Online Program

Saturday, February 20
CS23 Data Synthesis and Meta-Analysis Sat, Feb 20, 11:00 AM - 12:30 PM

Political Engineering: Optimal Political Platform Design and the 2004 U.S. Presidential Election (303096)

*James J. Cochran, University of Alabama 

Keywords: Conjoint Analysis, Resampling, Bias Estimation, Combinatorial Optimization, Political Science

We demonstrate how to treat identification of the optimal political platform for a U.S. presidential candidate as a special case of the share of choices problem. We formulate the problem as an optimal covering problem with special ordered sets representing various issues.

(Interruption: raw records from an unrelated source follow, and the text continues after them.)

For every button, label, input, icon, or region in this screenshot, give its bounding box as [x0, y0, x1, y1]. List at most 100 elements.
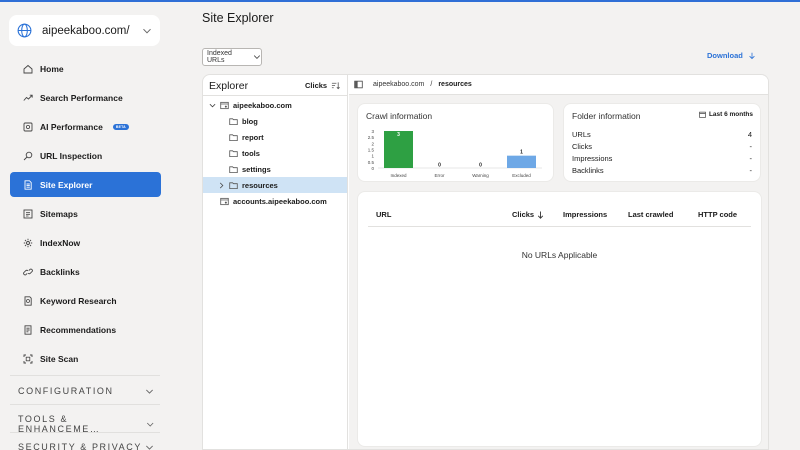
folder-stat-value: -: [749, 166, 753, 175]
y-tick-label: 0: [371, 166, 374, 171]
category-label: Excluded: [512, 173, 531, 178]
explorer-title: Explorer: [209, 80, 249, 92]
section-tools[interactable]: TOOLS & ENHANCEME…: [18, 414, 154, 434]
chevron-down-icon[interactable]: [209, 102, 216, 109]
breadcrumb-root[interactable]: aipeekaboo.com: [373, 81, 424, 88]
explorer-tree-pane: Explorer Clicks aipeekaboo.com blog report…: [203, 75, 348, 449]
gear-icon: [23, 238, 33, 247]
download-label: Download: [707, 51, 743, 60]
website-icon: [220, 101, 229, 109]
sidebar-item-label: Home: [40, 63, 64, 74]
chevron-down-icon: [253, 55, 261, 59]
sidebar-item-backlinks[interactable]: Backlinks: [10, 259, 161, 284]
download-button[interactable]: Download: [707, 51, 756, 60]
folder-stat-row: URLs 4: [572, 130, 752, 139]
sidebar-item-indexnow[interactable]: IndexNow: [10, 230, 161, 255]
folder-icon: [229, 149, 238, 157]
sidebar-item-site-explorer[interactable]: Site Explorer: [10, 172, 161, 197]
breadcrumb: aipeekaboo.com / resources: [349, 75, 768, 95]
section-configuration[interactable]: CONFIGURATION: [18, 386, 154, 396]
tree-item-label: blog: [242, 116, 258, 126]
column-last-crawled[interactable]: Last crawled: [628, 210, 673, 219]
sort-by-clicks-button[interactable]: Clicks: [305, 81, 340, 90]
empty-state-message: No URLs Applicable: [521, 250, 598, 260]
tree-item[interactable]: blog: [203, 113, 347, 129]
section-tools-label: TOOLS & ENHANCEME…: [18, 414, 101, 434]
sidebar-nav: Home Search Performance AI Performance BETA…: [10, 56, 161, 375]
sidebar-item-keyword-research[interactable]: Keyword Research: [10, 288, 161, 313]
sidebar-divider: [10, 404, 160, 405]
sort-descending-icon: [537, 211, 544, 219]
y-tick-label: 2.5: [368, 135, 375, 140]
column-impressions[interactable]: Impressions: [563, 210, 607, 219]
category-label: Warning: [472, 173, 489, 178]
sidebar-item-recommendations[interactable]: Recommendations: [10, 317, 161, 342]
folder-stat-value: 4: [747, 130, 752, 139]
chevron-right-icon[interactable]: [218, 182, 225, 189]
dock-panel-icon[interactable]: [354, 80, 363, 89]
calendar-icon: [699, 111, 706, 118]
y-tick-label: 1: [371, 154, 374, 159]
section-security[interactable]: SECURITY & PRIVACY: [18, 442, 154, 450]
sidebar-item-site-scan[interactable]: Site Scan: [10, 346, 161, 371]
sidebar-item-label: Keyword Research: [40, 295, 117, 306]
period-label: Last 6 months: [708, 111, 753, 118]
column-clicks[interactable]: Clicks: [512, 210, 544, 219]
y-tick-label: 0.5: [368, 160, 375, 165]
category-label: Error: [435, 173, 446, 178]
sidebar-item-label: Recommendations: [40, 324, 117, 335]
period-selector[interactable]: Last 6 months: [699, 111, 753, 118]
folder-stat-label: Clicks: [572, 142, 592, 151]
beta-badge: BETA: [112, 123, 129, 130]
top-accent-bar: [0, 0, 800, 2]
sidebar-item-sitemaps[interactable]: Sitemaps: [10, 201, 161, 226]
tree-item[interactable]: tools: [203, 145, 347, 161]
page-title: Site Explorer: [202, 11, 274, 25]
tree-item[interactable]: settings: [203, 161, 347, 177]
tree-item-label: report: [242, 132, 264, 142]
folder-icon: [229, 133, 238, 141]
url-filter-dropdown[interactable]: Indexed URLs: [202, 48, 262, 66]
trend-icon: [23, 94, 33, 101]
tree-item[interactable]: aipeekaboo.com: [203, 97, 347, 113]
bar-value-label: 1: [520, 150, 523, 156]
sidebar-divider: [10, 375, 160, 376]
chevron-down-icon: [143, 28, 151, 34]
category-label: Indexed: [390, 173, 407, 178]
crawl-information-card: Crawl information 3 2.5 2 1.5 1 0.5 0 3 Indexed 0…: [357, 103, 554, 182]
y-tick-label: 3: [371, 129, 374, 134]
tree-item[interactable]: resources: [203, 177, 347, 193]
bar-excluded: [507, 155, 536, 168]
folder-icon: [229, 181, 238, 189]
column-http-code[interactable]: HTTP code: [698, 210, 737, 219]
tree-item[interactable]: accounts.aipeekaboo.com: [203, 193, 347, 209]
sidebar-item-search-performance[interactable]: Search Performance: [10, 85, 161, 110]
table-header-divider: [368, 226, 751, 227]
folder-stat-value: -: [749, 154, 753, 163]
tree-item-label: resources: [242, 180, 278, 190]
section-security-label: SECURITY & PRIVACY: [18, 442, 142, 450]
folder-stat-label: URLs: [572, 130, 591, 139]
sort-icon: [332, 82, 340, 90]
site-selector[interactable]: aipeekaboo.com/: [9, 15, 160, 46]
crawl-chart: 32.521.510.503Indexed0Error0Warning1Excl…: [368, 129, 542, 178]
folder-icon: [229, 165, 238, 173]
sidebar-item-url-inspection[interactable]: URL Inspection: [10, 143, 161, 168]
chevron-down-icon: [146, 422, 154, 427]
tree-item-label: aipeekaboo.com: [233, 100, 292, 110]
sort-label: Clicks: [305, 81, 328, 90]
doc-search-icon: [24, 295, 32, 306]
sidebar-item-ai-performance[interactable]: AI Performance BETA: [10, 114, 161, 139]
tree-item[interactable]: report: [203, 129, 347, 145]
tree-item-label: tools: [242, 148, 260, 158]
sidebar-item-label: Site Explorer: [40, 179, 93, 190]
sidebar-divider: [10, 432, 160, 433]
document-icon: [24, 179, 32, 190]
column-url[interactable]: URL: [376, 210, 391, 219]
ai-icon: [23, 122, 33, 131]
column-clicks-label: Clicks: [512, 210, 535, 219]
sidebar-item-home[interactable]: Home: [10, 56, 161, 81]
section-configuration-label: CONFIGURATION: [18, 386, 114, 396]
bar-value-label: 0: [479, 163, 482, 169]
chevron-down-icon: [146, 445, 153, 450]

We explain how to use this formulation to project the winner overall and in each state, estimate the variance and bias of the estimated Electoral College votes for each candidate, assess the sensitivity of each candidate's support to changes in her/his position on various issues, find the optimal platform for each candidate relative to the positions assumed by her/his opponent(s), gauge the potential viability of a third-party candidate, and identify key issues of a U.S. presidential election. Results of this analysis for the 2004 election will be highlighted. This work demonstrates a unique case of product design, and the presentation will immediately help participants better understand the basic product design problem, approaches for finding the optimal design of a product, and ways to deal with the statistical implications (variation and bias) of finding the optimal product design over sample data.